So, let's say you're watching a new cop show on this thing called "television," which is an archaic form of tivo or iTunes. And the show, episode after episode, delivers great writing, crisp characters, tense situations and gritty, urban drama you want to keep coming back for. Oh, and the gruff Captain is played by an animatronic kangaroo.
I figure that might have happened for one of two reasons. Either the creators had it in there from the beginning, "Our show, Guts and Pouches, will be different from all the others because the gruff Captain is played by an animatronic kangaroo." And they were really excited about that. Or when they were turning in drafts to the network, some producer there said, "You know what this really needs? An animatronic kangaroo." And they grumbled but they put it in.
Two ways it might have happened; three potential outcomes.
1. No one notices. No review ever mentions it.
2. It makes the show. The Washington Post says "It's a keeper if only because the gruff Captain is played by an animatronic kangaroo." The kangaroo gets his own discussions at Television without Pity.
3. It's a disaster. From the beginning, fans and critics wonder what the hell was going through the creators' minds. It drags the show down. Finally, the kangaroo is gone.

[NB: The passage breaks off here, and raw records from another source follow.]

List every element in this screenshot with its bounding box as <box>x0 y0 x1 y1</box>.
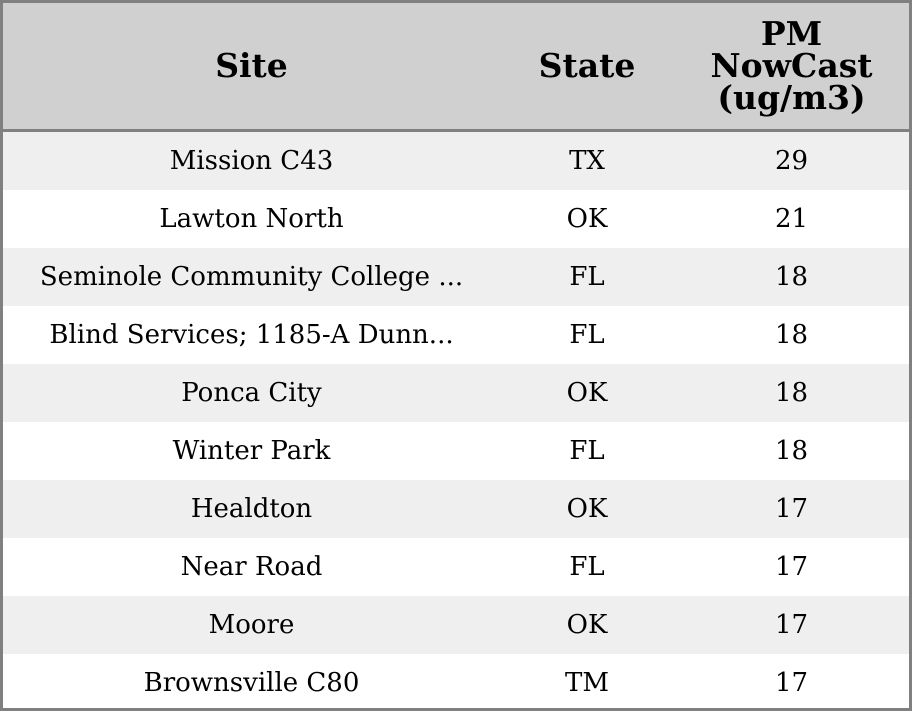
cell-state: FL <box>569 262 605 292</box>
cell-pm-value: 21 <box>774 204 809 234</box>
cell-pm-value: 17 <box>774 552 809 582</box>
cell-pm-value: 18 <box>774 320 809 350</box>
cell-state: TM <box>565 668 609 698</box>
cell-state: OK <box>566 378 608 408</box>
header-site: Site <box>215 46 288 85</box>
cell-state: TX <box>569 146 605 176</box>
table-row: Seminole Community College ... FL 18 <box>3 248 909 306</box>
cell-pm-value: 17 <box>774 668 809 698</box>
cell-state: OK <box>566 494 608 524</box>
cell-site: Ponca City <box>181 378 322 408</box>
table-row: Moore OK 17 <box>3 596 909 654</box>
table-row: Near Road FL 17 <box>3 538 909 596</box>
cell-site: Lawton North <box>159 204 344 234</box>
cell-site: Near Road <box>180 552 323 582</box>
table-row: Winter Park FL 18 <box>3 422 909 480</box>
cell-site: Mission C43 <box>169 146 334 176</box>
cell-site: Seminole Community College ... <box>39 262 464 292</box>
cell-pm-value: 18 <box>774 262 809 292</box>
cell-pm-value: 18 <box>774 436 809 466</box>
cell-site: Winter Park <box>172 436 331 466</box>
cell-state: FL <box>569 320 605 350</box>
cell-state: OK <box>566 610 608 640</box>
table-row: Brownsville C80 TM 17 <box>3 654 909 708</box>
cell-state: FL <box>569 436 605 466</box>
table-row: Mission C43 TX 29 <box>3 132 909 190</box>
cell-pm-value: 29 <box>774 146 809 176</box>
cell-pm-value: 17 <box>774 610 809 640</box>
cell-site: Moore <box>208 610 295 640</box>
table-row: Healdton OK 17 <box>3 480 909 538</box>
table-row: Blind Services; 1185-A Dunn... FL 18 <box>3 306 909 364</box>
header-pm-nowcast: PM NowCast (ug/m3) <box>710 14 873 117</box>
cell-pm-value: 17 <box>774 494 809 524</box>
cell-state: FL <box>569 552 605 582</box>
table-row: Ponca City OK 18 <box>3 364 909 422</box>
table-row: Lawton North OK 21 <box>3 190 909 248</box>
cell-state: OK <box>566 204 608 234</box>
cell-site: Brownsville C80 <box>143 668 360 698</box>
cell-site: Healdton <box>190 494 313 524</box>
cell-site: Blind Services; 1185-A Dunn... <box>49 320 454 350</box>
header-state: State <box>538 46 636 85</box>
table-header-row: Site State PM NowCast (ug/m3) <box>3 3 909 132</box>
cell-pm-value: 18 <box>774 378 809 408</box>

I use a tv show as an example because unlike other forms of art, currently, it's cumulative. You have to keep going back to it. With other artforms, you get one shot to get it right.
I am currently deep, almost done with, a project in which I fret that in many scenes, the gruff Captain is played by an animatronic kangaroo. No one forced me to put him there. I did it myself. But, given that this is not a tv series I'm writing (SPOILER: I'm not writing a TV series), I have one shot.